England tops medal table as Commonwealth Games close

Story highlights

The Commonwealth Games come to a close

England top the medal table, with Australia second

Hosts Scotland enjoyed their best ever games

70,000 people watch the closing ceremony in Glasgow

CNN  — 

England held off a late charge by Australia to top the Commonwealth Games medal table as the eleventh, and final, day of competition drew to a close.

As many as 70,000 people attended the closing ceremony in Hampden Park after a day of action that began in a deluge and ended with Australia winning the final gold medal of the games as the baton was passed to the country’s Gold Coast, who will be the next host in 2018.

The highlight of the day was the grueling men’s road race, a 168-kilometer test of endurance that started in horrendous conditions.

Despite suffering two front wheel punctures Geraint Thomas, who only last week finished the Tour de France, won Wales’ first ever cycling gold medal after finishing one minute and 21 second ahead of his nearest rival, New Zealand’s Jack Bauer.

Elsewhere Jamaica beat England in the bronze medal match in the netball whilst Australia thrashed New Zealand to clinch gold, destroying their rivals 58-40 in what was one of the Commonwealth Games’ few truly world class fields.

The final gold of the tournament was won by Australia in the men’s squash doubles final.

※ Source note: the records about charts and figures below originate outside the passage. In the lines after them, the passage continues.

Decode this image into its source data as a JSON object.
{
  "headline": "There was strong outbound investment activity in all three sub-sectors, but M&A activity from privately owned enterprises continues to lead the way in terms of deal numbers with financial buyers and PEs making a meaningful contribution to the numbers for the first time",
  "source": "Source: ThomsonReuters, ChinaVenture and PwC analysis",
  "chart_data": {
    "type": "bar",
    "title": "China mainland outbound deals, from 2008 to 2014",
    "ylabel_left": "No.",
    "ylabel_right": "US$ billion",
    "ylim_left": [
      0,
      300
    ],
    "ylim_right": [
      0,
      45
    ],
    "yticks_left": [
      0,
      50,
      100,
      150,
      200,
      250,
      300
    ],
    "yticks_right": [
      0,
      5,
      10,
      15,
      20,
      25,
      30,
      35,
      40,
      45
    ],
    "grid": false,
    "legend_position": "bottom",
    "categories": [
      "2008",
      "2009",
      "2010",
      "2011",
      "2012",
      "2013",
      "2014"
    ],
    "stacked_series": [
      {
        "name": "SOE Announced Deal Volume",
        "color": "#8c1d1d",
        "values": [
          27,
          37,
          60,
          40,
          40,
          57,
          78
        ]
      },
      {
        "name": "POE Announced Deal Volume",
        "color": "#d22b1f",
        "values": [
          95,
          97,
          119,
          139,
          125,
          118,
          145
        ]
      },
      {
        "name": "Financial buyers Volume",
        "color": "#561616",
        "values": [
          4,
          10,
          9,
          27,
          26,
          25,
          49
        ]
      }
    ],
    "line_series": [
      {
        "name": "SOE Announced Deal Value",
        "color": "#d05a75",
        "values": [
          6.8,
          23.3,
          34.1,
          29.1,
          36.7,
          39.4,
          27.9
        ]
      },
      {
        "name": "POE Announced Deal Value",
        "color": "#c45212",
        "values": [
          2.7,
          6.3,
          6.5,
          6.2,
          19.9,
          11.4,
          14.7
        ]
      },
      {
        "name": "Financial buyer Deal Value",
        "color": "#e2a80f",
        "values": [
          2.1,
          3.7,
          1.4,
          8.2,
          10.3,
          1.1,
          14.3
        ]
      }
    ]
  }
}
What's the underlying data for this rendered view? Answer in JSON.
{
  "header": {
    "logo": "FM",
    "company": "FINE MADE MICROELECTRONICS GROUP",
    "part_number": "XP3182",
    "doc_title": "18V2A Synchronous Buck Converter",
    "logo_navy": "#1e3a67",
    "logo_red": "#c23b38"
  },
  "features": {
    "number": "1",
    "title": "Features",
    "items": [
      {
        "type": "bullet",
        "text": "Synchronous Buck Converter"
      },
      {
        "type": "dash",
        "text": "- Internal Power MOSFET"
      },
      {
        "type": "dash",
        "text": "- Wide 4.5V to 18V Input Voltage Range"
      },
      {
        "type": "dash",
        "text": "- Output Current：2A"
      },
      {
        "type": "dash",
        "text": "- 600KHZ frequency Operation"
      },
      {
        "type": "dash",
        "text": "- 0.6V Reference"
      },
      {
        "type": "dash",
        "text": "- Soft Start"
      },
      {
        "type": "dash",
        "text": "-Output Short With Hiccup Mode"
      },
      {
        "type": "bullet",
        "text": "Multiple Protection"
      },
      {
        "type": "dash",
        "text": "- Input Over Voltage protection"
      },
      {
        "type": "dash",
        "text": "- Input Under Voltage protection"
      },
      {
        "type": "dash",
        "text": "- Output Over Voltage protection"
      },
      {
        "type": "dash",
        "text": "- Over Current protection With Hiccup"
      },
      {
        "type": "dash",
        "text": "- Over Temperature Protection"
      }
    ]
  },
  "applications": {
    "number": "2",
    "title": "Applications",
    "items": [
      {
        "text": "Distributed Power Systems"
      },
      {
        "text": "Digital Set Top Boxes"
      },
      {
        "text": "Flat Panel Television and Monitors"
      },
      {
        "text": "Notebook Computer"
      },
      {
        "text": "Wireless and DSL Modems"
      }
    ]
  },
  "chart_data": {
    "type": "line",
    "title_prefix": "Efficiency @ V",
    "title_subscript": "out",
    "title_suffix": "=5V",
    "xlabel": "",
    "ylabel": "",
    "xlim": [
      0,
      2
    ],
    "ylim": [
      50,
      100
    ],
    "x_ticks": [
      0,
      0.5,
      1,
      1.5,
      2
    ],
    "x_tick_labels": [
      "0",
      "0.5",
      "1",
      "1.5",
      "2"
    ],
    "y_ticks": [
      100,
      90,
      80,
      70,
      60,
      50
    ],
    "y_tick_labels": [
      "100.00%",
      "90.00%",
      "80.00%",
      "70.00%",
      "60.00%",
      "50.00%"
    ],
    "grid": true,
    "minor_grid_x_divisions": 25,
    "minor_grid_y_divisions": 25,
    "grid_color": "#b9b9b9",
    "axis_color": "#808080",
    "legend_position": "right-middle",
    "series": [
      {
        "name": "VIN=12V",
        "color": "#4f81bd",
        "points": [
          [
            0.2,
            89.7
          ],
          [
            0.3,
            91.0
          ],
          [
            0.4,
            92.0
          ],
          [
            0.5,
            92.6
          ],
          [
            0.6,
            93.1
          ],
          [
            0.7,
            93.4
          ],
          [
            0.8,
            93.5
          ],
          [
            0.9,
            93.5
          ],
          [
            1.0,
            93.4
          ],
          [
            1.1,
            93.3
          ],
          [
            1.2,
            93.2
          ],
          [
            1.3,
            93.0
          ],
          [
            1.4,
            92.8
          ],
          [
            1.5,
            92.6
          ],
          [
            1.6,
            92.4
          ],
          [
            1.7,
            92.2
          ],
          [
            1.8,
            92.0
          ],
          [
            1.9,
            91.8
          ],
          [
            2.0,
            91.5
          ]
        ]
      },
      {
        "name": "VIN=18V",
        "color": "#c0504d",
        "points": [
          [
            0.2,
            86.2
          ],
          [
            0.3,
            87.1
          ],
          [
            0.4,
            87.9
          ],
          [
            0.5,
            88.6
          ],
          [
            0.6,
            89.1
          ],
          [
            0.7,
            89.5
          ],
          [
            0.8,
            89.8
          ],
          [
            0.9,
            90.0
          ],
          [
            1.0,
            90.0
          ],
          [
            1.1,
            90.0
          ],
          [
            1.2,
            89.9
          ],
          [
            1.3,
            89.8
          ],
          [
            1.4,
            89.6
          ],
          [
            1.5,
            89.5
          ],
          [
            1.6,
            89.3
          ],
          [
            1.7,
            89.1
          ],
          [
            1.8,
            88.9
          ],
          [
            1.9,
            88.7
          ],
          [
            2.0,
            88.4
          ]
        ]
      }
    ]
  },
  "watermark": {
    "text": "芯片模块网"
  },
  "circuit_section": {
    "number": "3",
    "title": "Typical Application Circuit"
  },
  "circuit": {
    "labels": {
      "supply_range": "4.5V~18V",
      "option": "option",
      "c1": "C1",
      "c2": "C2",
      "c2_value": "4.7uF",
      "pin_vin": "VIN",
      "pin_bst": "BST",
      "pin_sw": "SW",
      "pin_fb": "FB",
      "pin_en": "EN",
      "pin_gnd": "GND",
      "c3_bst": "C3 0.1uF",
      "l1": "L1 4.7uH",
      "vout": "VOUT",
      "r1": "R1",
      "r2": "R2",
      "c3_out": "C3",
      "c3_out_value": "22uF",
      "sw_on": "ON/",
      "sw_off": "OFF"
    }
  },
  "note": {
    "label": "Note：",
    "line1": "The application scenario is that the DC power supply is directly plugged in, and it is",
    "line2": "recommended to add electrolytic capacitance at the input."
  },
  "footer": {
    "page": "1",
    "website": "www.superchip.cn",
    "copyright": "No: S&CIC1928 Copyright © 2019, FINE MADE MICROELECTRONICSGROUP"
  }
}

But it wasn’t enough to overtake England, who won a whopping 174 medals, 58 of them gold.

Yet the closing ceremony had an antipodean feel as Australia’s Gold Coast were handed the honor of hosting the next tournament, before Kylie Minogue performed on stage.

Apparently caught up in the excitement of the moment, Australian runner Genevieve LaCaze crashed the stage during Minogue’s performance, dancing and waving an Australian flag before being removed by security.

“It was my 25th birthday,” she told the Australian Broadcasting Corporation. “I just saw the opportunity to get on stage with Kylie.”

After the chaos that had plagued the 2010 Commonwealth Games in New Delhi, Glasgow ran a largely error free games that had been seen by many in Scotland as a chance to wave its flag on the international stage. In September Scotland votes in an independence referendum to decide whether it should leave the United Kingdom.

But with Scotland’s bitterly divided political elite looking on Malaysia’s Prince Imran, president of the Commonwealth Games Federation, declared the games the “best ever”.

“The Commonwealth Games are known as the Friendly Games. Glasgow has succeeded in making them even more than that. These have truly been

the People’s Games,” he said at the closing ceremony.

“Glasgow - you were pure, dead brilliant.”